It is given to us –

l and m are two parallel lines.

t is a transversal intersecting l and m at A and B respectively.

Here, ∠EAB and ∠ABH, ∠FAB and ∠GBA, are a pair of alternate interior angles which are equal to each other.

⇒ ∠EAB = ∠ABH, and ∠FAB = ∠GBA - - - - (i)

AP and BQ are the bisectors of the angles ∠EAB and ∠ABH respectively.

⇒ ∠EAP = ∠PAB, and ∠ABQ = ∠QBH - - - - (ii)

From equation (i), we have

∠EAB = ∠ABH

⇒ ∠EAP + ∠PAB = ∠ABQ + ∠QBH (From the figure)
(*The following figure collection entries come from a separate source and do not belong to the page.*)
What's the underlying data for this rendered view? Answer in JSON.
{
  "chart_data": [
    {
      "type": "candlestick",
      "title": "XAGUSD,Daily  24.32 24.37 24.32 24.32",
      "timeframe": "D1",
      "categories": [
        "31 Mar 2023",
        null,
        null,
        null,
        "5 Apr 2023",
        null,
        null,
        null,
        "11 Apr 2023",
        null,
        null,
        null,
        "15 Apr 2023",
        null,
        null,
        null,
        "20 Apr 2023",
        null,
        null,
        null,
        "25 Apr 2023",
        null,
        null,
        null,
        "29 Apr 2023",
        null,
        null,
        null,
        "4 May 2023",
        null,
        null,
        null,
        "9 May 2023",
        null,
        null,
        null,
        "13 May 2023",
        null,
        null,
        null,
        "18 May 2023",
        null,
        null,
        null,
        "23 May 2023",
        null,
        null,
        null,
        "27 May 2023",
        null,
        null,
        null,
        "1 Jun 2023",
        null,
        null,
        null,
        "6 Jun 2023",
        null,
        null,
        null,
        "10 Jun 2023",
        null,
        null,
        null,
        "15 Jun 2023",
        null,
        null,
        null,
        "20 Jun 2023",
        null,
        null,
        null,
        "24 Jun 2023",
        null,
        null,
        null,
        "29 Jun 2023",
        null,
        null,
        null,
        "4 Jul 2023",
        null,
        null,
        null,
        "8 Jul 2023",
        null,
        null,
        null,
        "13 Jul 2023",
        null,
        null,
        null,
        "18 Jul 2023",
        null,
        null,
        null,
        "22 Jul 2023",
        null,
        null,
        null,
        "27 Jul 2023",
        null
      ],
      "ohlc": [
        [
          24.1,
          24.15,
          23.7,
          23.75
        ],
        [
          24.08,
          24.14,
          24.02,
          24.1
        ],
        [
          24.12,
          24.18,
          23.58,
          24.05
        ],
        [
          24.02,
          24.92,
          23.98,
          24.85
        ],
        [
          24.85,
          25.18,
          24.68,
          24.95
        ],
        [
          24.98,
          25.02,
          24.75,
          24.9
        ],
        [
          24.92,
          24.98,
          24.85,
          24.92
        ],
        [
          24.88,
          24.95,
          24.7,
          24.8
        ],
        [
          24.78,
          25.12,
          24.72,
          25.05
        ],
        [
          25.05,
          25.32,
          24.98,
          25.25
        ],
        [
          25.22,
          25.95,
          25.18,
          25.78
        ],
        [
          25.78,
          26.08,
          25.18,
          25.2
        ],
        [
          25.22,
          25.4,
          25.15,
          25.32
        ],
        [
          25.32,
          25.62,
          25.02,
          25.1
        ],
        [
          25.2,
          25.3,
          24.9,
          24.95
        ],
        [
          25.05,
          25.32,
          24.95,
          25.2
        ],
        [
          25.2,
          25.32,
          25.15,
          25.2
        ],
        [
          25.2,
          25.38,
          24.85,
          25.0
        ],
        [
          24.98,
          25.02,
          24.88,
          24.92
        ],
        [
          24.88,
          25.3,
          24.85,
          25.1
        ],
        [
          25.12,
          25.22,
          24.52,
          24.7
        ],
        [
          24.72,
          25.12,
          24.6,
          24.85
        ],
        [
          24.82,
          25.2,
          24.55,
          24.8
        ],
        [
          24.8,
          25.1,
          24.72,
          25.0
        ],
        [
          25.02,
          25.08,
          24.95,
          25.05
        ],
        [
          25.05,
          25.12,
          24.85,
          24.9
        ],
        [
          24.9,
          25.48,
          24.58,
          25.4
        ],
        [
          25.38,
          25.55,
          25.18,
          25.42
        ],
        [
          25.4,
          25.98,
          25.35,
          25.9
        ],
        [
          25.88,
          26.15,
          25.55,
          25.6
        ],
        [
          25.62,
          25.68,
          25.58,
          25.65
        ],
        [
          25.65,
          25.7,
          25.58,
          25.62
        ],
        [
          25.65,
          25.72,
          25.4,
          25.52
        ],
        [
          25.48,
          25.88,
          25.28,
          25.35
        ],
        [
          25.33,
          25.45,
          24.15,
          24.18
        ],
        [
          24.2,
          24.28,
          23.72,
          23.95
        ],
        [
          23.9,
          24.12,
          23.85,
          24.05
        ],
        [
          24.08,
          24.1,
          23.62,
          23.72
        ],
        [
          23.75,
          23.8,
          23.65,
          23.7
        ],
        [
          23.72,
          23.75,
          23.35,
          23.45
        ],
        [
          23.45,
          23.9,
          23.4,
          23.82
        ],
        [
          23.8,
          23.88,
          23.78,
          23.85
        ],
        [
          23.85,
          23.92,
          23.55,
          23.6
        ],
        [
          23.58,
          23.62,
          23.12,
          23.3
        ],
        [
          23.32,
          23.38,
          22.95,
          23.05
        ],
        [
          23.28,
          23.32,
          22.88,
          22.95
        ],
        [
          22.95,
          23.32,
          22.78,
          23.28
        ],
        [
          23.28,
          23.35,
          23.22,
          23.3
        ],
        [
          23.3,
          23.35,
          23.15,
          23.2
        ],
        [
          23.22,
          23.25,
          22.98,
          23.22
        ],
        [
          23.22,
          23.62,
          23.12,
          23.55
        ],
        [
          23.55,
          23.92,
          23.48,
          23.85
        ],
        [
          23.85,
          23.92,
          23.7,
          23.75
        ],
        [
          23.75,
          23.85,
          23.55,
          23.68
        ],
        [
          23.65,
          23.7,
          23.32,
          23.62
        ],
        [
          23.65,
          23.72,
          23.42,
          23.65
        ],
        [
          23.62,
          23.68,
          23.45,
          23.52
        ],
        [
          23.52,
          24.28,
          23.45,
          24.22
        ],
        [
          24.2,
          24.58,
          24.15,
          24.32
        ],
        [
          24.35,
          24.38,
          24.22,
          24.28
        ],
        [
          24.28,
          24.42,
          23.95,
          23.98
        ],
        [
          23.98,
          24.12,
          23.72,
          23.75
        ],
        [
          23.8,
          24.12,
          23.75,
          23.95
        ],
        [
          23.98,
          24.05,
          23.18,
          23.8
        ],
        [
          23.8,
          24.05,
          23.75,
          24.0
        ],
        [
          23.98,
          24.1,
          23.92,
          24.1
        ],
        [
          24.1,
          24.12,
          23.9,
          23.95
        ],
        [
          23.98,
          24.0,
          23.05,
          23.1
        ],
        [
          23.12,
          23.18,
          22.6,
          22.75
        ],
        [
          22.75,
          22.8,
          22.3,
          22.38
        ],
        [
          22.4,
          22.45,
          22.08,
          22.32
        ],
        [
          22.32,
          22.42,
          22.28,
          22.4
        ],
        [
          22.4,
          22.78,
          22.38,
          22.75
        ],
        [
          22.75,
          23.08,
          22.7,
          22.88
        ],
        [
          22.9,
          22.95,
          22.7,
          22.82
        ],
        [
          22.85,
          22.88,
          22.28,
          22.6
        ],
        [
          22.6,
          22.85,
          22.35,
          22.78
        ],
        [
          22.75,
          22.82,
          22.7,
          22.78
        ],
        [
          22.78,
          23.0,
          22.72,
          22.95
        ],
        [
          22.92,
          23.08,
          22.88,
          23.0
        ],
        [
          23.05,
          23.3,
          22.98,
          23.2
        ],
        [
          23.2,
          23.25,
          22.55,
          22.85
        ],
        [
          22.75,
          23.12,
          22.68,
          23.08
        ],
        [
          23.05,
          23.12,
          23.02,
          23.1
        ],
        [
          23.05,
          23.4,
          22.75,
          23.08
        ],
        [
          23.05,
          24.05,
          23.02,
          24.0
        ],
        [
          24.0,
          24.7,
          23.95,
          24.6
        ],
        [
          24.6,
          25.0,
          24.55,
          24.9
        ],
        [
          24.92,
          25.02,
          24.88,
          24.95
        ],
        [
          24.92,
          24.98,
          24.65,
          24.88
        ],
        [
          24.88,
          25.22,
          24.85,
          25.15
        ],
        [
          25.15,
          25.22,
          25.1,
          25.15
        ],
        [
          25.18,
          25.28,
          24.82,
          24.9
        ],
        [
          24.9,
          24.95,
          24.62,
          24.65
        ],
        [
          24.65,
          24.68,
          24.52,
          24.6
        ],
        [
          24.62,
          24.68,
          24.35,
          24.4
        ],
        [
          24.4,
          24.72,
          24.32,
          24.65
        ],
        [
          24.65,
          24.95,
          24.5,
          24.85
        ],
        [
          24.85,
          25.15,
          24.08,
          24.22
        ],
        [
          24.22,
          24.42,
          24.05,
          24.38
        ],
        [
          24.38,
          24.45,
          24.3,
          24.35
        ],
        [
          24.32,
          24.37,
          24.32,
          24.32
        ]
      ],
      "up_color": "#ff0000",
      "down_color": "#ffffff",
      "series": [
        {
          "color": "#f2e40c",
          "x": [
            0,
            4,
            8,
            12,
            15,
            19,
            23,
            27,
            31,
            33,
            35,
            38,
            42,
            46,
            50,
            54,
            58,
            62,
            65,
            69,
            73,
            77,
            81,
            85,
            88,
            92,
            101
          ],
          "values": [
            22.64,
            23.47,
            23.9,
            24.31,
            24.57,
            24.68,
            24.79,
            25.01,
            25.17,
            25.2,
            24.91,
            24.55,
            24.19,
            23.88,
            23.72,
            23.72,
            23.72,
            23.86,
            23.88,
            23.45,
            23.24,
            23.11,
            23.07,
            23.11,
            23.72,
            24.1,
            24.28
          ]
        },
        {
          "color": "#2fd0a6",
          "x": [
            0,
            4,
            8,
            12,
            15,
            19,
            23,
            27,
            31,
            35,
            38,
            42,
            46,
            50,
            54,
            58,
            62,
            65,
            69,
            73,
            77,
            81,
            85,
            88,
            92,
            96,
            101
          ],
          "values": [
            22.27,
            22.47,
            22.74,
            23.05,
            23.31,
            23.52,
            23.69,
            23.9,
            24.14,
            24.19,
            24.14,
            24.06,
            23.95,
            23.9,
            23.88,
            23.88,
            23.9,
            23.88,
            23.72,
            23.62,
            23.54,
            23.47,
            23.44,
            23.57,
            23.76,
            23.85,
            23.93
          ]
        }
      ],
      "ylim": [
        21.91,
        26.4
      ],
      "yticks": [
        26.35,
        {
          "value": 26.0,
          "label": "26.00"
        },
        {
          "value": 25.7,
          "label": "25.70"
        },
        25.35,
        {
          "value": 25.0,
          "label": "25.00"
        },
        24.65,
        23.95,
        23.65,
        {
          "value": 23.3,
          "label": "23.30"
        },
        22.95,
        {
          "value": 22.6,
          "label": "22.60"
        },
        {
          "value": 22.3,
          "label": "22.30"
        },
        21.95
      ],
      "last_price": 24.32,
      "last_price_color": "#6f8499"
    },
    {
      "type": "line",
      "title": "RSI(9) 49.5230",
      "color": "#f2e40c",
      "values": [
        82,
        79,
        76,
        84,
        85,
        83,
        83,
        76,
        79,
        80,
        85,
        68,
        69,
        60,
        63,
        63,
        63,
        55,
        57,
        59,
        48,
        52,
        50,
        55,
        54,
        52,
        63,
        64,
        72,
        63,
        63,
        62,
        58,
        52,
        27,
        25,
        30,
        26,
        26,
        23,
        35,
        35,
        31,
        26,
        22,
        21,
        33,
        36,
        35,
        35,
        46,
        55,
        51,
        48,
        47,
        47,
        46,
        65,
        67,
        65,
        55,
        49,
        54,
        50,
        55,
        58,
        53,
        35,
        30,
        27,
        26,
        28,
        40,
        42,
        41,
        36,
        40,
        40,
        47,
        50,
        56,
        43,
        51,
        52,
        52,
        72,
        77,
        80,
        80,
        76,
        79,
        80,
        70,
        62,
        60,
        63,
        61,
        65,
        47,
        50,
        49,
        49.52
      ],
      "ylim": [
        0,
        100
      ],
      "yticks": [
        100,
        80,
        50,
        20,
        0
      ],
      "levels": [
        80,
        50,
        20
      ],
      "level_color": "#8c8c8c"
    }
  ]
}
⇒ 2 × ∠PAB = 2 × ∠ABQ [From equation (ii)]

⇒ ∠PAB = ∠ABQ - - - - (iii)

Now, t is a transversal intersecting two lines AP and BQ at A and B respectively.

⇒ ∠PAB and ∠ABQ are a pair of alternate interior angles.

Thus, from equation (iii) we can say that ∠PAB and ∠ABQ are a pair of alternate interior angles, which are equal to each other.

Thus, it is true that AP || BQ.